Denpasar – Dugaan kasus pengancaman dan penganiayaan yang terjadi di kawasan wisata Legian, Kuta, Badung, Bali, kini memasuki tahap penyidikan lebih lanjut. Perkara yang menyeret seorang pria asal Kota Depok, Jawa Barat, bernama Faldy Valentino Kuron (39), yang mengaku sebagai wartawan dari Media Newsmetro.co, kini resmi ditangani Direktorat Reserse Kriminal Umum (Ditreskrimum) Polda Bali.
Peristiwa tersebut terjadi pada Sabtu, 11 Juli 2026, sekitar pukul 21.30 Wita, di Bali Sun Tropical Hotel & Spa, Jalan Lebak Bene, Legian, Kuta, Badung. Berdasarkan laporan yang diterima aparat kepolisian, Faldy berstatus sebagai terlapor dalam dugaan tindak pidana pengancaman dan penganiayaan yang sebelumnya ditangani Polsek Kuta.

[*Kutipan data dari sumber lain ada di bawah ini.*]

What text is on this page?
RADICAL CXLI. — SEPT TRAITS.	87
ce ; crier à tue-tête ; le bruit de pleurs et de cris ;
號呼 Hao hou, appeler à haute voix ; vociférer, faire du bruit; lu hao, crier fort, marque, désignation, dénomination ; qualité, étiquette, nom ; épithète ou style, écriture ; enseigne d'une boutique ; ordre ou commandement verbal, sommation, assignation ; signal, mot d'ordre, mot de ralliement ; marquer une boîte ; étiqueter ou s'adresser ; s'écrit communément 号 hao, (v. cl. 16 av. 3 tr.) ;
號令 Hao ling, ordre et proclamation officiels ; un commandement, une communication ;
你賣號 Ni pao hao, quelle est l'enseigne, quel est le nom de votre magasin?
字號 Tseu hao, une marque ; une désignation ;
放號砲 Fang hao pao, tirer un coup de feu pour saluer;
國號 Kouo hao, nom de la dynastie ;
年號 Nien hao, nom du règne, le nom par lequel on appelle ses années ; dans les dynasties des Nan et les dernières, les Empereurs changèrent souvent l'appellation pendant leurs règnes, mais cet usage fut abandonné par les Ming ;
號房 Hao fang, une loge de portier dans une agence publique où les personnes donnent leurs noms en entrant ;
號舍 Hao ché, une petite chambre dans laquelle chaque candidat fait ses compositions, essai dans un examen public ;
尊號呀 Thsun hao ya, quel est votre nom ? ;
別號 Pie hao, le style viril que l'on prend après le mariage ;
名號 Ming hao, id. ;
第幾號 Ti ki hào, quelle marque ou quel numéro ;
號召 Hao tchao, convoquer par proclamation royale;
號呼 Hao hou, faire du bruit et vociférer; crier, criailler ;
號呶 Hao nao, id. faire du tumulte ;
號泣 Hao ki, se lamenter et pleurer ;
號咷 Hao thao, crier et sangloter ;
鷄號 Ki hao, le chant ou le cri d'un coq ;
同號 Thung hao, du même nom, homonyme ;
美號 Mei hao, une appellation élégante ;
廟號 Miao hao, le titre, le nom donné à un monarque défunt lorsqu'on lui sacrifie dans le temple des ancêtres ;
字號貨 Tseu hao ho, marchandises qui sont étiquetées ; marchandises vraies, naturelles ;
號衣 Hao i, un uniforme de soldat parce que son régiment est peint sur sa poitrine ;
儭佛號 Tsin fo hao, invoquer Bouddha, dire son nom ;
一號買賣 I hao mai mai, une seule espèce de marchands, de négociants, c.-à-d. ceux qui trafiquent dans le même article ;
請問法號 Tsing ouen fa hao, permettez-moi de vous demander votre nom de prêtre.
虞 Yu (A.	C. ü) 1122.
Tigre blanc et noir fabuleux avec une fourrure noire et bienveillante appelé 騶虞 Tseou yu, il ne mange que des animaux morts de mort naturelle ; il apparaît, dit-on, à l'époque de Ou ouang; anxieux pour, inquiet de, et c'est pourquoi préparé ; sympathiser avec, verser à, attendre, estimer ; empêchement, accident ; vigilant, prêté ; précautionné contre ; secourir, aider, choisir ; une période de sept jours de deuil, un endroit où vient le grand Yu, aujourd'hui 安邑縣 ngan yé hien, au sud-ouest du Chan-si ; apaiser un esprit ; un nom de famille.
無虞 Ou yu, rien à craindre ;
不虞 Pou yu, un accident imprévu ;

Menurut keterangan pelapor dan sejumlah saksi, insiden bermula dari perselisihan antartamu hotel yang kemudian memanas hingga berujung pada dugaan pengancaman. Dalam laporan tersebut, terlapor disebut diduga membawa benda menyerupai brass knuckle (knuckle besi) dan melakukan intimidasi verbal kepada pihak pelapor. Selain itu, juga dilaporkan terjadi pelemparan benda yang semakin memperkeruh situasi di lokasi kejadian.
Melihat kondisi yang memanas, petugas keamanan hotel segera melakukan upaya pengamanan sebelum personel Polsek Kuta tiba di lokasi. Polisi kemudian membawa seluruh pihak yang terlibat ke Mapolsek Kuta guna menjalani pemeriksaan dan mengumpulkan keterangan dari para saksi.
Saat berada di Mapolsek Kuta, terlapor disebut datang dalam kondisi diduga dipengaruhi minuman beralkohol serta masih membawa sebotol minuman keras. Dalam proses pemeriksaan awal, yang bersangkutan mengaku berprofesi sebagai wartawan. Namun ketika diminta menunjukkan kartu pers sebagai identitas profesinya, terlapor menyampaikan bahwa kartu tersebut tertinggal di kamar hotel.
Sekitar pukul 02.00 Wita, Kapolresta Denpasar datang langsung ke Polsek Kuta untuk memantau penanganan perkara sekaligus berupaya meredam situasi agar tetap kondusif. Dalam kesempatan tersebut, Kapolresta meminta agar aktivitas perekaman video dihentikan sementara demi menjaga ketertiban dan kelancaran proses penanganan perkara.
Pihak kepolisian menegaskan bahwa permintaan tersebut bukan merupakan tindakan merampas telepon genggam maupun menghalangi aktivitas jurnalistik. Menurut penjelasan kepolisian, langkah itu dilakukan karena yang bersangkutan saat itu sedang berstatus sebagai terlapor dalam proses penyelidikan dan kondisinya dinilai belum memungkinkan untuk dimintai keterangan secara maksimal.
Selain pemeriksaan terhadap saksi dan barang bukti, Satresnarkoba Polresta Denpasar juga melakukan tes urine terhadap terlapor. Berdasarkan hasil pemeriksaan awal, ditemukan kandungan benzodiazepine. Meski demikian, aparat menegaskan hasil tersebut belum dapat disimpulkan sebagai penyalahgunaan narkotika karena masih diperlukan pendalaman lebih lanjut, termasuk kemungkinan penggunaan obat berdasarkan resep dokter atau indikasi medis lainnya.
Kepolisian juga meluruskan informasi yang beredar di sejumlah media sosial terkait dugaan Kapolresta Denpasar merampas telepon genggam seorang wartawan. Menurut kepolisian, narasi tersebut tidak menggambarkan keseluruhan rangkaian peristiwa. Tindakan yang dilakukan di lokasi merupakan bagian dari upaya menjaga situasi tetap aman, tertib, dan kondusif selama proses penanganan perkara berlangsung.
Seiring perkembangan penyidikan, penanganan kasus ini kini telah diambil alih oleh Ditreskrimum Polda Bali. Penyidik akan mendalami seluruh alat bukti, keterangan para saksi, serta hasil pemeriksaan lainnya untuk mengungkap secara utuh dugaan tindak pidana yang terjadi.
Polda Bali menegaskan bahwa proses penegakan hukum akan dilakukan secara profesional, objektif, dan sesuai ketentuan peraturan perundang-undangan. Seluruh pihak yang terlibat tetap memperoleh hak-haknya dalam proses hukum, dengan mengedepankan asas praduga tak bersalah hingga terdapat putusan pengadilan yang berkekuatan hukum tetap.